DVI and VGA are becoming obsolete. D-SUB is an analog interface, so it should be treated as an absolutely last-resort solution. DVI can transfer a digital signal, and in Dual Link version it can handle a 1080p 144 Hz signal. But in the world of higher resolutions and refresh rates it loses ground quickly. Modern high-end cards like Radeon VII or Vega don’t feature a DVI port, not to mention a D-SUB.
To sum up, the technology that goes into connectors can’t catch up with display technology. With 8K @ 60 Hz and 4K @ 144 Hz monitors being sold for some time, DisplayPort 1.5 should be a thing right now. And with more high resolution and/or high refresh models to come to a quickly evolving market, DisplayPort 1.6 should soon appear on the horizon. Sadly, as things stand, precious little information about DisplayPort 1.5 has seen the light of day…
Finally, there is the issue of quality. One popular myth goes that, with digital signals, a cable has two functional states – that is, it functions just fine, or not at all. But this isn’t entirely true. Some low quality cables can barely meet specification and/or gather interference while working “partially”. I have gone through this personally thanks to a cheap HDMI 2.0 and DisplayPort 1.4 cables. With a 4K @ 60 Hz monitor hooked up to them, the monitor very often switches to a 30 Hz refresh rate, which was very frustrating (and very noticeable). Switching to good quality cables, however, allowed me to leave such problems behind – there are no more dips to 30 Hz.
It is always a nice addition to have a USB hub built into the monitor. And if it is a USB-C acting as a docking station for an ultrabook, it gets super comfortable. With just one cable plugged into the ultrabook, you send an image signal to the monitor and receive power to charge the batteries at the same time.
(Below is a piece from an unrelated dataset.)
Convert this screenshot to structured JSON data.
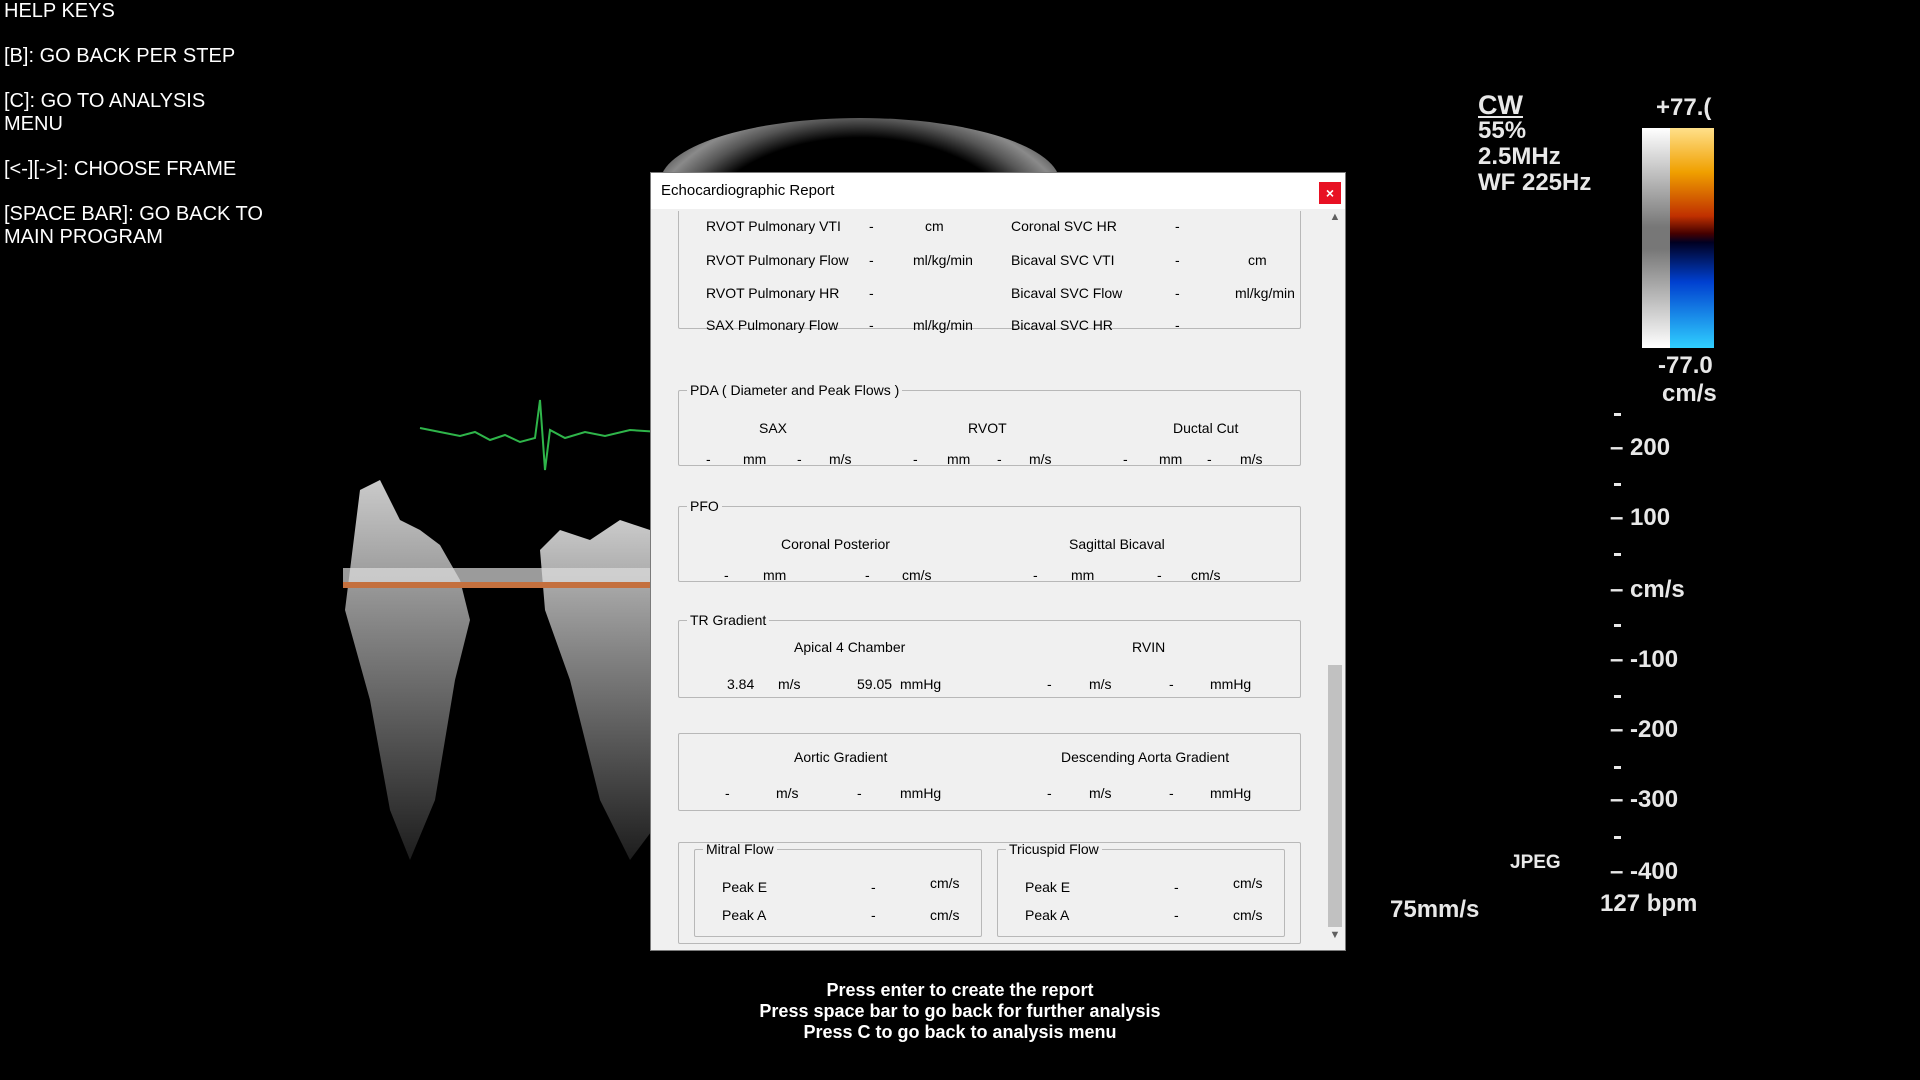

On top of that you get access to a mouse, keyboard, printer or USB external disk hooked to the monitor along with RJ45 ethernet signal.
Some monitors even feature a KVM, enabling users to control two PCs hooked to the monitor with just one set of peripherals.
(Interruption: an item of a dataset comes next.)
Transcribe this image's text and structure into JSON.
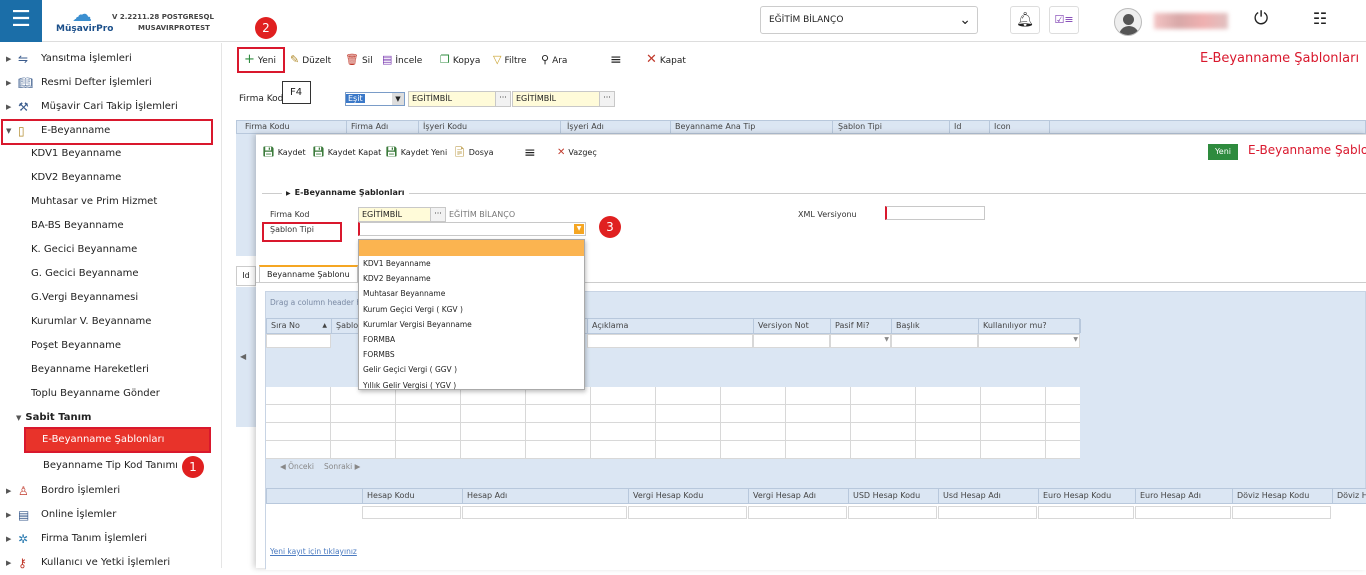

Fortunately, most monitors today come equipped with a matte finish panel, even if you do at times come across glare or semi-glare coating. If you intend to use the monitor anywhere else than in a dark room, don’t bother with the glare finish. It surely makes the image look nicer, but comes with a big downside: annoying reflections.
Thin monitor bezels look cool, but you should take most of the manufacturers claims about this topic with a grain of salt. Usually there is an additional bezel that is not visible when the monitor is turned off.
What would gaming gear be if it lacked the ever-popular RGB lighting. Monitors can also feature an illuminated housing, but that’s purely a matter of personal taste.
There can also be numerous small additions like a headphone hanger.
Some models can be targeted or marketed to console gamers. But that doesn’t seem to prevent manufacturers from making any number of weird decisions. If you look closely to the specification and understand what it says, at many times you can initially assess by yourself what a particular monitor does, and what its strong and weak points may be. And whether buying one makes any sense at all.
Just because you are a gamer and something sports a “for gamers” badge doesn’t mean you should be game and throw down your hard-earned cash. That’s right, steer clear if it doesn’t promise what you’re looking for.
My advice is not to go cheap and act on a whim while choosing a monitor. You don’t switch models often, and what you choose ultimately and directly affects your eyes and the ergonomics of your work and entertainment for years.